Friday, November 23, 2018

The Unintended Consequences Of Health Apps

So while you were freezing your asses off, I was strolling the sunny streets of Barcelona, another of my cheap travel deals.

Hello, my beauties:
It was 60 degrees there, and the locals, dressed in parkas, gaped at me like a crazy man for walking around in a t-shirt (I explained to a few that I was there to “warm up”, which only confirmed suspicions).

So I spent a lot of time enjoying the weather. Seeing as how I'm the last person on earth to have realized that iPhones track your walking, I’ve been getting a kick out of this feature for the past few months. And, wow, check this out:

I knew that I walk a lot while traveling, but I’d figured it was more like 2 or 3 miles/day. Given that I was burning the bejesus out of my calories, I scarcely felt compelled to refuse extra slices of fried potato omelet.
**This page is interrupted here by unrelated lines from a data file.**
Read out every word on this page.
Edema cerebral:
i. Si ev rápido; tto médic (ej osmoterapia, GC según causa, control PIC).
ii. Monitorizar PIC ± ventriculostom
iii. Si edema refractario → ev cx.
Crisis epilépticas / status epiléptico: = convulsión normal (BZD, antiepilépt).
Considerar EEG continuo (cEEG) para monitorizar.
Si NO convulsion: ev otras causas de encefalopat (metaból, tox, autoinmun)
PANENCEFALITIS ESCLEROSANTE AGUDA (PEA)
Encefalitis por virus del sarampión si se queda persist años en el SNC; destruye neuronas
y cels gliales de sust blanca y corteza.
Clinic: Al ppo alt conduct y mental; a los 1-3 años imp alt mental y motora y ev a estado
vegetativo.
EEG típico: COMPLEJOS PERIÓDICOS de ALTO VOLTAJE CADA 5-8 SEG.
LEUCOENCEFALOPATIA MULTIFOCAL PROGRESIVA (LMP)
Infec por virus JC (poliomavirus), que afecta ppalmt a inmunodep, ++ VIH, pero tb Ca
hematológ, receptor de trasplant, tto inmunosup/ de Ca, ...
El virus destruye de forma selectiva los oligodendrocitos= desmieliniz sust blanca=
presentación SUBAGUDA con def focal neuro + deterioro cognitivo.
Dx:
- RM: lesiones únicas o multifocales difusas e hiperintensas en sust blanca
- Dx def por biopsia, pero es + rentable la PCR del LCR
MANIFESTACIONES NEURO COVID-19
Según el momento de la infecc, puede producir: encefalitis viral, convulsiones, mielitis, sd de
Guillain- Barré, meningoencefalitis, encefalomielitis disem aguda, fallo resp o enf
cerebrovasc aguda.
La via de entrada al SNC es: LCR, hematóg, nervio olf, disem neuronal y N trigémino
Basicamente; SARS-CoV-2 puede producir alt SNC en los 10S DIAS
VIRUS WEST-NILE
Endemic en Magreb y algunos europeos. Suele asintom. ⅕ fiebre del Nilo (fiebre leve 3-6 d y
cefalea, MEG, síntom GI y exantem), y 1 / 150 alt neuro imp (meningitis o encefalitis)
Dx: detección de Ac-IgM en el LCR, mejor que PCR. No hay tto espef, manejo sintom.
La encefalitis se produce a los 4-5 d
And so my 100% extra exercise was negated by 125% extra eating, and I gained a couple of pounds.

Without this super-helpful health-forward app, I’d have eaten much more normally.


OTOH, my metabolism really juiced up. I came back with fingernails like claws. Lots of activity and plenty of well-distributed eating seem to be the way out of metabolic syndrome (the unhealthy state of a body that believes it's starving and has hunkered down into calorie conservation mode), though it's best if that eating is well-balanced re: protein/carb/fat, and sticks to lean protein, healthy fat, and complex carbs.